Marco Masini, “Spostato di un secondo”. Dodici anni fa il trionfo con “L’uomo volante”, due anni fa l’ultima partecipazione con “Che giorno è”. Ora il Masinone torna con un brano forte e d’impatto, su un tema etico che dividerà pubblico e critica: il coito interrotto.

Sanremo

Sanremo

Categoria: MA TU CHI SEI?

Raige e Giulia Luzi, “Togliamoci la voglia”. Lui un rapper classe 1983, lei una cantante classe 1994. Entrambi accomunati dalla passione per la musica e dal fatto che anche i parenti fanno fatica a riconoscerli durante le feste comandate. Il titolo non promette bene, ma speriamo sia un paradosso, sennò chiudiamo bottega.

Ermal Meta, “Vietato Morire”. Sì, sì, sì: questo qualcuno lo conosce: ha vinto Sanremo Giovani nel 2006, ma lo ricordiamo più per il nome ferroso che per i tormentoni. Che il 2017 sia l’anno del rilancio?
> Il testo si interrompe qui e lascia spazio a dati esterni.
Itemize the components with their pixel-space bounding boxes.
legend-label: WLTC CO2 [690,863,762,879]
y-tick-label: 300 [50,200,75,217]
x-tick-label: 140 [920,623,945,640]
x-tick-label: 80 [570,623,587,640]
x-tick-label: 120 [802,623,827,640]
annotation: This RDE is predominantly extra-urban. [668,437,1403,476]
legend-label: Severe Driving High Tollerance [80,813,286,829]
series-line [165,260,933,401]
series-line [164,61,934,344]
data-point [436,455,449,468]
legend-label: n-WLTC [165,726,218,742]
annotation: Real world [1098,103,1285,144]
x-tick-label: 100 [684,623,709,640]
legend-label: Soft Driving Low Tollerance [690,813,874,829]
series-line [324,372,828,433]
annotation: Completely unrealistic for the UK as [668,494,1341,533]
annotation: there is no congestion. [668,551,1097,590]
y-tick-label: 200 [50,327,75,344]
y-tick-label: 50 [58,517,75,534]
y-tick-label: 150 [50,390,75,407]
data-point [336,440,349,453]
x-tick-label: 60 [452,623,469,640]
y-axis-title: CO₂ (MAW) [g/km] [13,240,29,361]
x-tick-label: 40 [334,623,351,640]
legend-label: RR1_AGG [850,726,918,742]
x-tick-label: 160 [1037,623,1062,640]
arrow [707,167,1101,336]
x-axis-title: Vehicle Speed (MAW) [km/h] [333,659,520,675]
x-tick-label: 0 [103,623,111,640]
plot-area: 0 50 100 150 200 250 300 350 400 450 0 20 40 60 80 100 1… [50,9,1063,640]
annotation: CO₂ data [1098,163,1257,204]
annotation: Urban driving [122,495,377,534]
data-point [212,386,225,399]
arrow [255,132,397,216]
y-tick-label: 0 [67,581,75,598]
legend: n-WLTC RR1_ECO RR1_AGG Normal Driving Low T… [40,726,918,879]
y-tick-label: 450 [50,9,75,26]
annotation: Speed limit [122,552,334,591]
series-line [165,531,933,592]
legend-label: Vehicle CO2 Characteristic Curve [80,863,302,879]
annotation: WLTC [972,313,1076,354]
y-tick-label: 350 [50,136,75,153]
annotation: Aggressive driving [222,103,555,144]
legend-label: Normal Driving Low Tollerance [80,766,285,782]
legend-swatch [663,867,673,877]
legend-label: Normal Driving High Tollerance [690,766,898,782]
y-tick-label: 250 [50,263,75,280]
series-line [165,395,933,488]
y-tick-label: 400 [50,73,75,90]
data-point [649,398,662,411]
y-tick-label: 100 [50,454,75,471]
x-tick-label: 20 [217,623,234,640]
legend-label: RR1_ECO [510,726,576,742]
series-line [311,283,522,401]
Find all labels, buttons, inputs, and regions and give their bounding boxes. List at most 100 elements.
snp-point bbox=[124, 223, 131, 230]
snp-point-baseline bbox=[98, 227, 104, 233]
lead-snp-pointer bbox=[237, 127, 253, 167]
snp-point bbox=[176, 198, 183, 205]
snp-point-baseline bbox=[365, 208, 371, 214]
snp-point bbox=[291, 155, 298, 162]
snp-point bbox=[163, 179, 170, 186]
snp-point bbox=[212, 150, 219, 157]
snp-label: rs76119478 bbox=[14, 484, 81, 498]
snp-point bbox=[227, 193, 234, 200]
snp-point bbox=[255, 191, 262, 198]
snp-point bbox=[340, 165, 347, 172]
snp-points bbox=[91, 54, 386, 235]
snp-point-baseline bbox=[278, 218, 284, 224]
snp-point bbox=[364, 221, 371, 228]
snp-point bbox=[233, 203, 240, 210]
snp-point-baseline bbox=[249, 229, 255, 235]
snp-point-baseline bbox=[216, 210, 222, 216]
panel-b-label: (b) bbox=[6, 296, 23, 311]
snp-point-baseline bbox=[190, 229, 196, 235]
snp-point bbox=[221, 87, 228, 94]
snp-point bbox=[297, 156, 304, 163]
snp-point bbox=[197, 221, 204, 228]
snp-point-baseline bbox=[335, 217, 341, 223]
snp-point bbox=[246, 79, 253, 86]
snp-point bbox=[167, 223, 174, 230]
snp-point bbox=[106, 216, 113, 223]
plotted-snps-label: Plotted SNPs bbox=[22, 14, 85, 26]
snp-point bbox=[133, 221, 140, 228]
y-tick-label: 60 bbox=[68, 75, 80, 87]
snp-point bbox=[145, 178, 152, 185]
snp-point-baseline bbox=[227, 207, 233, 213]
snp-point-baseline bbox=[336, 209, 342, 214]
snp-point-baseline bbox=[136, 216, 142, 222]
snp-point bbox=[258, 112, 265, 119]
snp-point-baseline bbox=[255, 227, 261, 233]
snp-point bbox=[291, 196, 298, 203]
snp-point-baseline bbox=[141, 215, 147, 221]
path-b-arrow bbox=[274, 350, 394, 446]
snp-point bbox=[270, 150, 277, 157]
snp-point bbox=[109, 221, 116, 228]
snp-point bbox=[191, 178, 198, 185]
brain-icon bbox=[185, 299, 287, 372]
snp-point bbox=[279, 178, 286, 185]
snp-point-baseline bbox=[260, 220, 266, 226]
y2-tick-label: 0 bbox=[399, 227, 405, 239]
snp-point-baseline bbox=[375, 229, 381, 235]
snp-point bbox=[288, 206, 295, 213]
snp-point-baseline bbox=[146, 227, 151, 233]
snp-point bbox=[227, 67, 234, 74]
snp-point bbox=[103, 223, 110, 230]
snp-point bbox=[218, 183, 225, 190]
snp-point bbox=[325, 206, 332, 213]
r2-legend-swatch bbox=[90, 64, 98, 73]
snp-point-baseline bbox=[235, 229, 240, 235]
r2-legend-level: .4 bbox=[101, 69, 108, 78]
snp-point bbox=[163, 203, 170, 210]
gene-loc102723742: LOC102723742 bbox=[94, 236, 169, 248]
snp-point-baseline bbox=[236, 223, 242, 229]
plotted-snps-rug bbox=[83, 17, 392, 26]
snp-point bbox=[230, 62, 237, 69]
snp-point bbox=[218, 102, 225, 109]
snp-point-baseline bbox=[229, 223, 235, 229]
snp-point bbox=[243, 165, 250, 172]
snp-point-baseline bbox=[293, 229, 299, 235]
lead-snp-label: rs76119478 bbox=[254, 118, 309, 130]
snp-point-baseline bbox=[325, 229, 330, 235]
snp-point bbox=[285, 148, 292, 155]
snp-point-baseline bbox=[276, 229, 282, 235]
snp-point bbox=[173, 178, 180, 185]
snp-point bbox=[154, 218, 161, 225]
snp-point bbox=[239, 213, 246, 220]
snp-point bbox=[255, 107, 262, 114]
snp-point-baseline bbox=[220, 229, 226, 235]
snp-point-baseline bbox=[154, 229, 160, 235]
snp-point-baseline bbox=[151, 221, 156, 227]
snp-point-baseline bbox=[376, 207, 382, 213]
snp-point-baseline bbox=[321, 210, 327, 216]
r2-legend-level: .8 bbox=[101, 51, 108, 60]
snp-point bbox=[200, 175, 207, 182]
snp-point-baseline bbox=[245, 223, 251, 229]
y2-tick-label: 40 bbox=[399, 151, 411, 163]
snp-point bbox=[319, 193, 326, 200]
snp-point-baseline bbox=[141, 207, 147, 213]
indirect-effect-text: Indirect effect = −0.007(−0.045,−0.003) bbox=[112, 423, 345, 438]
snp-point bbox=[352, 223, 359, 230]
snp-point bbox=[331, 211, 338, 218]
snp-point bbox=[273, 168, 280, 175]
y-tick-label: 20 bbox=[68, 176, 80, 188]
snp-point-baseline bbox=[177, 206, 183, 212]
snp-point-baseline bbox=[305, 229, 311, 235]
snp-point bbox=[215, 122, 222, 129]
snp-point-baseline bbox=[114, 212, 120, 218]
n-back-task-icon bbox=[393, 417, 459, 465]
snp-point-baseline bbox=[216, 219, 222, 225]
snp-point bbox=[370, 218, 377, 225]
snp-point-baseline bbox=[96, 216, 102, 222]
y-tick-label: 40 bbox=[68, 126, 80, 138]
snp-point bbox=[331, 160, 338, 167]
Bianca Atzei, “Ora esisti solo tu”. Già concorreva al Sanremo 2015, ricordata per il record di donna più cercata su Wikipedia durante la settimana del Festival. Per noi di Sanremo Famosi, Bianca Atzei rimarrà sempre: CHI??

Lodovica Comello, “Il cielo non mi basta”. Ve lo dico io chi è: è Violetta. Chi è Violetta? Appunto.

Sergio Sylvestre, “Con te”. Bimbi, questo non ha nemmeno la pagina su wikipedia.

E voi, miei cari fiorellini, siete pronti per un Sanremo col botto?